Personally, I just disable the warning so I can use the cleanest syntax. Casting to a bool is not something I'm worried about doing accidentally.
Yes it is safe.
0 is interpreted as false, everthing else is true,
hence !5 comes out as a false
!0 comes out as true
so !!5 comes out as true
I would not use:
bool b = !!t;
That is the least readable way (and thus the hardest to maintain)
The others depend on the situation.
If you are converting to use in a bool expression only.
bool b = t ? true : false;
if (b)
{
doSomething();
}
Then I would let the language do it for you:
if (t)
{
doSomething();
}
If you are actually storing a boolean value. Then first I would wonder why you have a long in the first places that requires the cast. Assuming you need the long and the bool value I would consider all the following depending on the situation.
bool b = t ? true : false; // Short and too the point.
// But not everybody groks this especially beginners.
bool b = (t != 0); // Gives the exact meaning of what you want to do.

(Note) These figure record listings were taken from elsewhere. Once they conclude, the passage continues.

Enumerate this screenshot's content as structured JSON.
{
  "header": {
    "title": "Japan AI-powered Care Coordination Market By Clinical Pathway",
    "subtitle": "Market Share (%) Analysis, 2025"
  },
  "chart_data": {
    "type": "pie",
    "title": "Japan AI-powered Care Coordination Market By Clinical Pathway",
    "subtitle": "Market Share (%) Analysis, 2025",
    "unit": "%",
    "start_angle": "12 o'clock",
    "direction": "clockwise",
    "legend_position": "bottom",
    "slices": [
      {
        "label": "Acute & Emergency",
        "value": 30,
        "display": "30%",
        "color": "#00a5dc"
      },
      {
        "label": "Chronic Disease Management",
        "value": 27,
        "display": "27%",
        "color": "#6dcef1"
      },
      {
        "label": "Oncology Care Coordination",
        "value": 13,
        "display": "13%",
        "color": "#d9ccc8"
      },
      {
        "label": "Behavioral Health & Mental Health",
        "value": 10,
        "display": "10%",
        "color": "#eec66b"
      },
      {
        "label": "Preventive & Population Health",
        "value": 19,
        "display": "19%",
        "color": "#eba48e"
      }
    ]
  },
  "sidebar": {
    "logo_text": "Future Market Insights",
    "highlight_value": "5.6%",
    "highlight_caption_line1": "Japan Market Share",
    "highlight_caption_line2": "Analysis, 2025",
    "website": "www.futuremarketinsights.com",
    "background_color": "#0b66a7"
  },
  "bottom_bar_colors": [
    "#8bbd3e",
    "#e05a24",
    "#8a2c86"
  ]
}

bool b = static_cast<bool>(t); // Implies that t has no semantic meaning
// except as a bool in this context.
Summary:
Use what provides the most meaning for the context you are in.
Try and make it obvious what you are doing
I recommend never suppressing that warning, and never using a c cast (bool) to suppress it. The conversions may not always be called as you assume.
There is a difference between an expression that evaluates to true and a boolean of that value.
Both !! and ternary take getting used to, but will do the job similarly, if you do not want to define internal types with overloaded casts to bool.
Dima's approach is fine too, since it assigns the value of an expression to a bool.
If you're worried about the warning, you can also force the cast: bool b = (bool)t;
I really hate !!t!!!!!!. It smacks of the worst thing about C and C++, the temptation to be too clever by half with your syntax.
bool b(t != 0); // Is the best way IMHO, it explicitly shows what is happening.
Comparison to 0 doesn't work so well.
Which comes back -- why !! vs. ternary?
class foo { public: explicit operator bool () ; };
foo f;
auto a = f != 0; // invalid operands to binary expression ('foo' and 'int')
auto b = f ? true : false; // ok
auto c = !!f; // ok
!! may be compact, but I think it is unnecessarily complicated. Better to disable the warning or use the ternary operator, in my opinion.
I would use b = (0 != t) -- at least any sane person can read it easily. If I would see double dang in the code, I would be pretty much surprised.
Disable the warning.
Write for clarity first; then profile; then optimize for speed, where required.
!! is only useful when you're using a boolean expression in arithmetic fashion, e.g.:
c = 3 + !!extra; //3 or 4
(Whose style is a different discussion.) When all you need is a boolean expression, the !! is redundant. Writing
bool b = !!extra;
makes as much sense as:
if (!!extra) { ... }
I recommend to use
if (x != 0)
or
if (x != NULL)
instead of if(x); it's more understandable and readable.
The double not feels funny to me and in debug code will be very different than in optimized code.
If you're in love with !! you could always Macro it.
#define LONGTOBOOL(x) (!!(x))
(as an aside, the ternary operator is what I favor in these cases)
I would use bool b = t and leave the compile warning in, commenting on this particular line's safety. Disabling the warning may bite you in the butt in another part of the code.